Normal, natural: sure. But nonetheless strange – and enchantingly so. Jean-Luc Nancy speaks of ‘touching’ as an encounter with the other which resists the temptation to efface the strangeness of the intrusion; a kind of physical incorporation that protests the predominant French (and increasingly British) ideology of assimilation. There is something of this kind of touching at work tonight. All of these incursions into a rock band’s third decade victory lap could easily have seemed out of place – even tokenistic – in the hands of almost any other rock band. But The Ex are not any other rock band, a fact more than confirmed by their crowning performance at the evening’s close.

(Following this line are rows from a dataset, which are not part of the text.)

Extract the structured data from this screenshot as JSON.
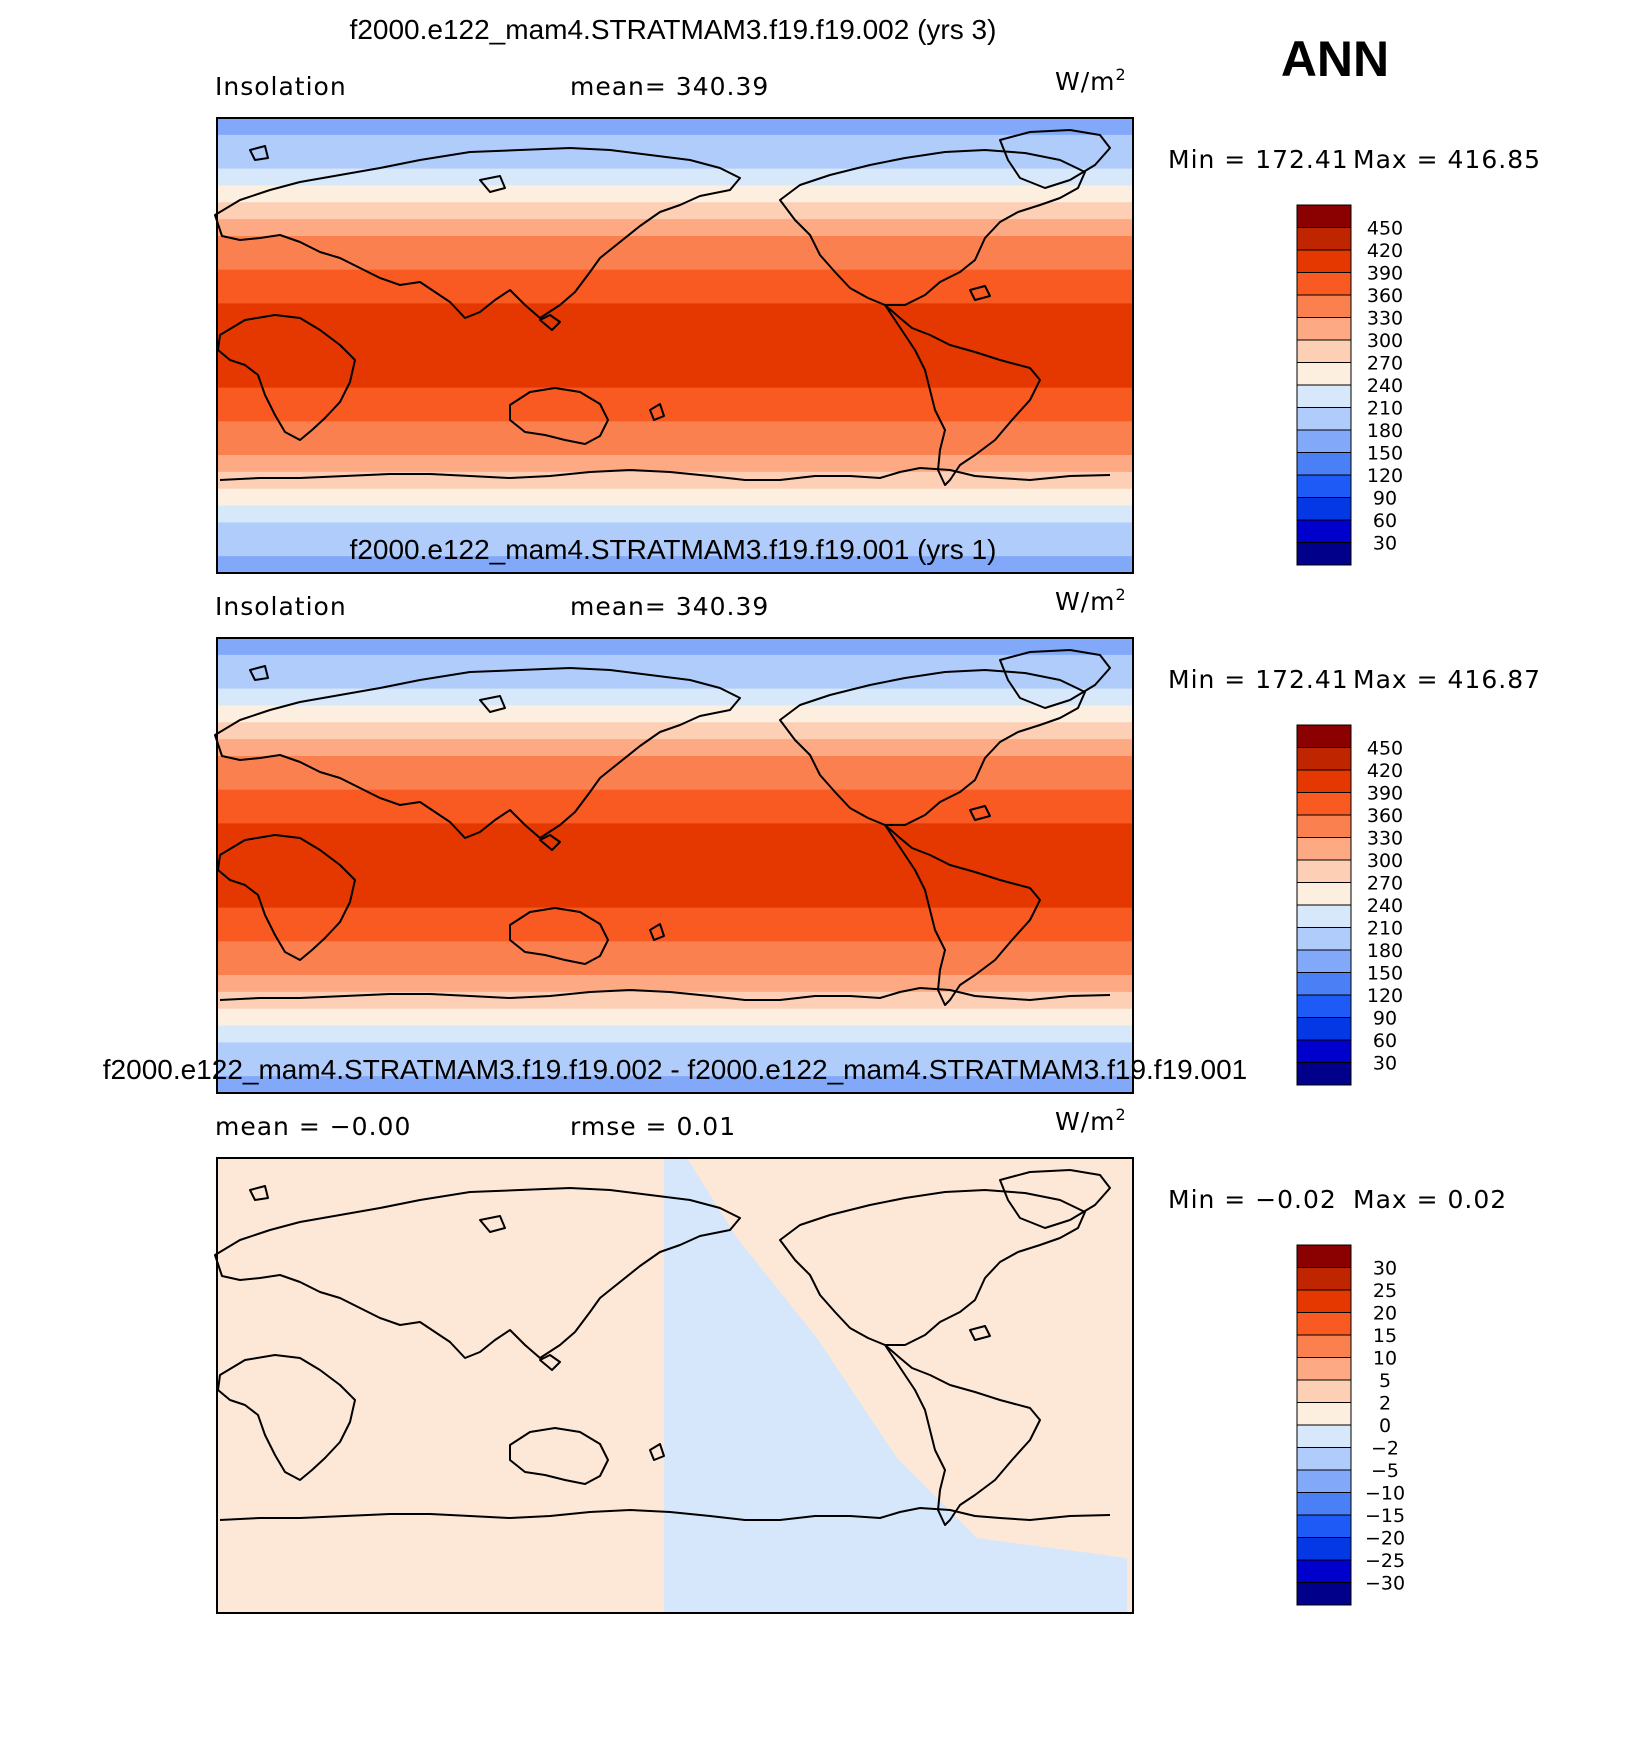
{
  "season": "ANN",
  "units": "W/m",
  "units_sup": "2",
  "colors": {
    "ramp13": [
      "#00008b",
      "#0000cd",
      "#0538e5",
      "#1e5af5",
      "#4a7ff5",
      "#82a8fa",
      "#b0ccfb",
      "#d7e8fb",
      "#fdefe0",
      "#fdcfb4",
      "#fdaa84",
      "#fb8050",
      "#f85a22",
      "#e53800",
      "#bf2600",
      "#8b0000"
    ],
    "diffLeft": "#fde8d7",
    "diffRight": "#d6e7fb"
  },
  "panels": [
    {
      "title": "f2000.e122_mam4.STRATMAM3.f19.f19.002 (yrs 3)",
      "variable": "Insolation",
      "mean_text": "mean=  340.39",
      "min_text": "Min  =  172.41",
      "max_text": "Max  =  416.85",
      "legend_labels": [
        "450",
        "420",
        "390",
        "360",
        "330",
        "300",
        "270",
        "240",
        "210",
        "180",
        "150",
        "120",
        "90",
        "60",
        "30"
      ]
    },
    {
      "title": "f2000.e122_mam4.STRATMAM3.f19.f19.001 (yrs 1)",
      "variable": "Insolation",
      "mean_text": "mean=  340.39",
      "min_text": "Min  =  172.41",
      "max_text": "Max  =  416.87",
      "legend_labels": [
        "450",
        "420",
        "390",
        "360",
        "330",
        "300",
        "270",
        "240",
        "210",
        "180",
        "150",
        "120",
        "90",
        "60",
        "30"
      ]
    },
    {
      "title": "f2000.e122_mam4.STRATMAM3.f19.f19.002 - f2000.e122_mam4.STRATMAM3.f19.f19.001",
      "variable": "mean =   −0.00",
      "mean_text": "rmse =    0.01",
      "min_text": "Min  =   −0.02",
      "max_text": "Max  =    0.02",
      "legend_labels": [
        "30",
        "25",
        "20",
        "15",
        "10",
        "5",
        "2",
        "0",
        "−2",
        "−5",
        "−10",
        "−15",
        "−20",
        "−25",
        "−30"
      ]
    }
  ]
}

Joined onstage by a horns section comprising some of the world’s finest, most celebrated living jazzers – Americans Ken Vandermark on baritone sax and Peter Evans on trumpet; Netherlanders Ab Baars on tenor sax and Wolter Wierbos on trombone – and more musicians and dancers from Ethiopia – members of the group, Fendika – The Ex deliver a set of such consuming physical joy that the entire audience is overcome, ecstatic.

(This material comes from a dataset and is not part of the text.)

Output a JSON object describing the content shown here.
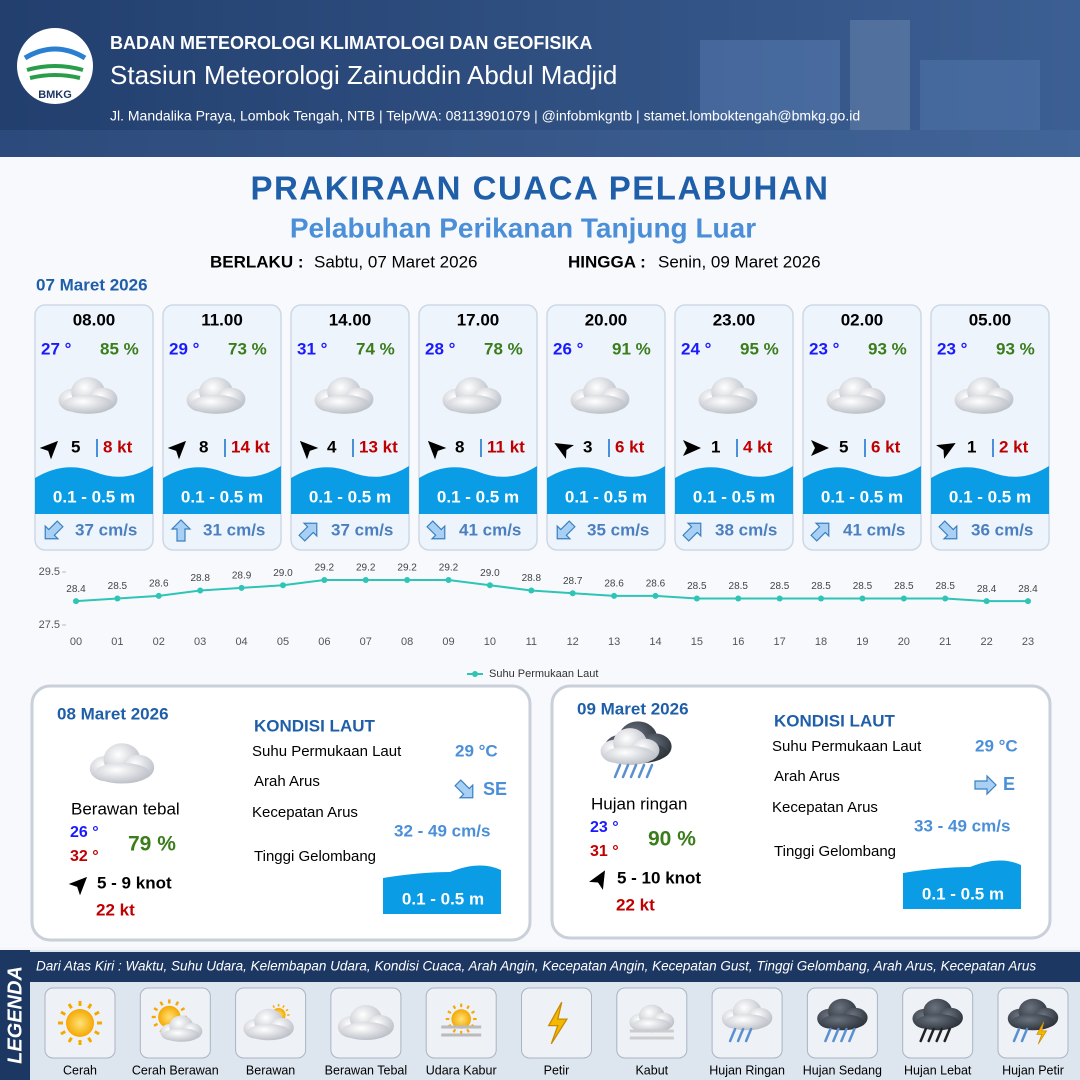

The band that started off releasing shouty, three-chord punk chants with names like ‘Stupid Americans’ have evolved into something like a hyped-up swing-era big band with chronic tourettes; febrile, splenetic bursts of noise interrupting and somehow melting into the jiving, pulsing course of a seemingly unending stream of groovily infectious dance music. Dancers Melak Belay and Zenash Tsegayez leap and whirl like sufi dervishes, guitarists Moor and Hessels charging about the stage amongst them. The crowd is whipped into a mad frenzy. Songs last for ten minutes or more but always seem too short. The effect, finally, is something like Sun Ra’s Arkestra, stripped off its outer space mythology and played for fun, played for the sheer joy of playing and being together. A violent, ongoing collision that is at the same time an act of love.